Here Comes Everybody: The Power of Organizing without Organizations
by Clay Shirky
My Writing for New Media class finished reading this last week, so I thought I’d post a few thoughts. Shirky’s book makes a strong argument for ways to understand how the new digital environment shifts how we behave and how we collaborate. He outlines a number of key concepts (none particularly striking or new, but a good primer for them) and explains how the digital era has changed them. A few notes:
- Tagging and digital groups reverse the order from “gather, then share” to “share, then gather.” In other words, groups like those on Flickr spawn independently of organized effort.
- The power law that applies to online collaborations is an useful idea: a few people contribute a whole lot, while most contribute hardly anything. Oddly, it’s the same distribution as money in our current system.
- As costs of failure drop, online communities can afford to have lots of it. This explains the open source community, which has literally thousands of failed projects, but which isn’t hurt by these in the way a commercial business would have been.

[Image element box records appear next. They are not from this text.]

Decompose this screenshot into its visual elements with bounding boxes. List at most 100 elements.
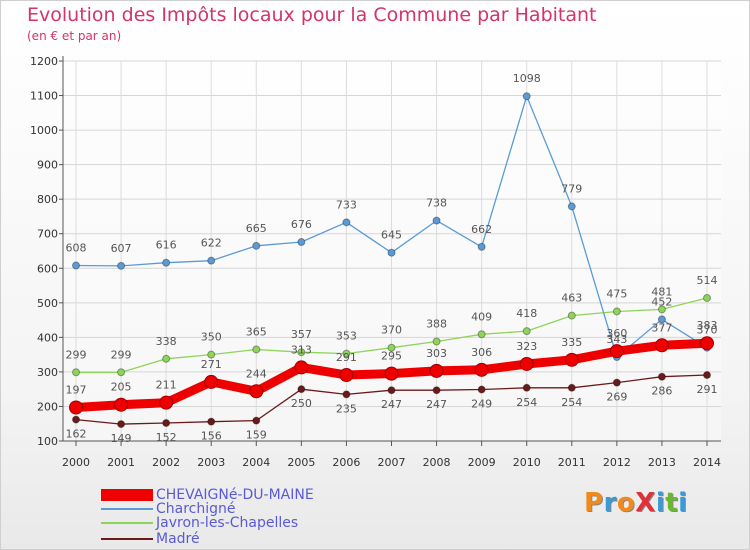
y-tick-label: 1100 [30, 90, 58, 103]
x-tick-label: 2010 [513, 456, 541, 469]
data-label: 323 [516, 340, 537, 353]
data-label: 662 [471, 223, 492, 236]
y-tick-label: 900 [37, 159, 58, 172]
data-label: 475 [606, 287, 627, 300]
logo-letter: P [584, 488, 604, 518]
data-point [522, 327, 531, 336]
data-point [567, 311, 576, 320]
data-point [429, 363, 444, 378]
x-tick-label: 2009 [468, 456, 496, 469]
data-point [252, 345, 261, 354]
data-label: 608 [66, 242, 87, 255]
data-label: 303 [426, 347, 447, 360]
y-tick-label: 1000 [30, 124, 58, 137]
x-tick-label: 2014 [693, 456, 721, 469]
legend-item-javron: Javron-les-Chapelles [101, 515, 401, 531]
data-point [72, 368, 80, 377]
data-point [162, 258, 171, 267]
data-point [384, 366, 399, 381]
data-point [339, 368, 354, 383]
data-point [342, 218, 351, 227]
x-tick-label: 2012 [603, 456, 631, 469]
data-label: 353 [336, 330, 357, 343]
data-point [612, 307, 621, 316]
legend-label-javron: Javron-les-Chapelles [156, 515, 299, 531]
legend-label-madre: Madré [156, 531, 200, 547]
data-point [297, 348, 306, 357]
data-label: 343 [606, 333, 627, 346]
data-label: 383 [697, 319, 718, 332]
data-label: 271 [201, 358, 222, 371]
data-point [477, 330, 486, 339]
x-tick-label: 2008 [423, 456, 451, 469]
logo-letter: i [655, 488, 666, 518]
chart-title: Evolution des Impôts locaux pour la Comm… [27, 4, 597, 26]
data-point [294, 360, 309, 375]
logo-letter: X [635, 488, 656, 518]
y-tick-label: 700 [37, 228, 58, 241]
x-tick-label: 2006 [332, 456, 360, 469]
legend-item-charchigne: Charchigné [101, 501, 401, 517]
legend-swatch-charchigne [101, 508, 153, 510]
data-point [117, 368, 126, 377]
data-label: 616 [156, 239, 177, 252]
data-point [249, 384, 264, 399]
data-point [567, 202, 576, 211]
data-point [564, 352, 579, 367]
data-point [162, 354, 171, 363]
data-label: 254 [561, 396, 582, 409]
data-label: 1098 [513, 72, 541, 85]
data-point [207, 256, 216, 265]
data-label: 205 [111, 381, 132, 394]
data-label: 269 [606, 391, 627, 404]
y-tick-label: 300 [37, 366, 58, 379]
data-label: 313 [291, 343, 312, 356]
data-point [432, 337, 441, 346]
data-point [657, 305, 666, 314]
data-label: 452 [651, 295, 672, 308]
data-label: 514 [697, 274, 718, 287]
legend-swatch-chevaigne [101, 489, 153, 501]
data-point [432, 216, 441, 225]
data-point [474, 362, 489, 377]
x-tick-label: 2011 [558, 456, 586, 469]
data-label: 645 [381, 229, 402, 242]
x-tick-label: 2003 [197, 456, 225, 469]
data-label: 676 [291, 218, 312, 231]
x-tick-label: 2001 [107, 456, 135, 469]
data-point [342, 390, 351, 399]
data-label: 463 [561, 292, 582, 305]
data-point [117, 261, 126, 270]
data-label: 665 [246, 222, 267, 235]
data-label: 365 [246, 325, 267, 338]
y-tick-label: 800 [37, 193, 58, 206]
data-label: 244 [246, 367, 267, 380]
data-point [162, 419, 171, 428]
logo-letter: t [665, 488, 679, 518]
legend-swatch-madre [101, 538, 153, 540]
data-label: 291 [336, 351, 357, 364]
data-point [252, 241, 261, 250]
data-label: 738 [426, 197, 447, 210]
y-tick-label: 600 [37, 262, 58, 275]
data-label: 370 [381, 324, 402, 337]
data-point [519, 356, 534, 371]
data-label: 254 [516, 396, 537, 409]
y-tick-label: 1200 [30, 55, 58, 68]
x-tick-label: 2007 [378, 456, 406, 469]
data-point [654, 338, 669, 353]
y-tick-label: 500 [37, 297, 58, 310]
data-point [252, 416, 261, 425]
proxiti-logo: ProXiti [584, 488, 688, 518]
data-label: 250 [291, 397, 312, 410]
data-label: 409 [471, 310, 492, 323]
data-point [477, 385, 486, 394]
data-label: 247 [426, 398, 447, 411]
data-label: 249 [471, 398, 492, 411]
data-point [387, 386, 396, 395]
legend-swatch-javron [101, 522, 153, 524]
data-point [72, 415, 80, 424]
data-point [72, 261, 80, 270]
data-label: 299 [111, 348, 132, 361]
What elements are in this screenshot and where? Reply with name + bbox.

- I like Shirky’s careful approach to the realm of the digital, neither lauditory nor grim. He suggests that the changes bring about changes, but that they cause disruptions in some places and benefits in others, often at the same time.
One quote for you today:
One of the arguments for new technologies is that they enable new freedoms to their citizens. This argument “assumes that the value of freedom outweigh the problems… because freedom is the right thing to want for society. The pro-freedom argument does not imply a society with no regulations. Two acts of civil disobedience in the twentieth century history of the United States demonstrate this. The decisions of much of the population to ignore the constitutional prohibition on alcohol consumption in the 1920s, and the fifty-five-mile-per-hour speed limit in the 1980s, ultimately destroyed those restrictions. The restrictions failed because the cost of enforcement, especially the level of surveillance, was incompatible with a free society.” (306)
I couldn’t help but hope that in fifty years a third regulatory change will be in evidence: the demise of old-style long-lived copyright.
It’s an interesting book, and worth reading.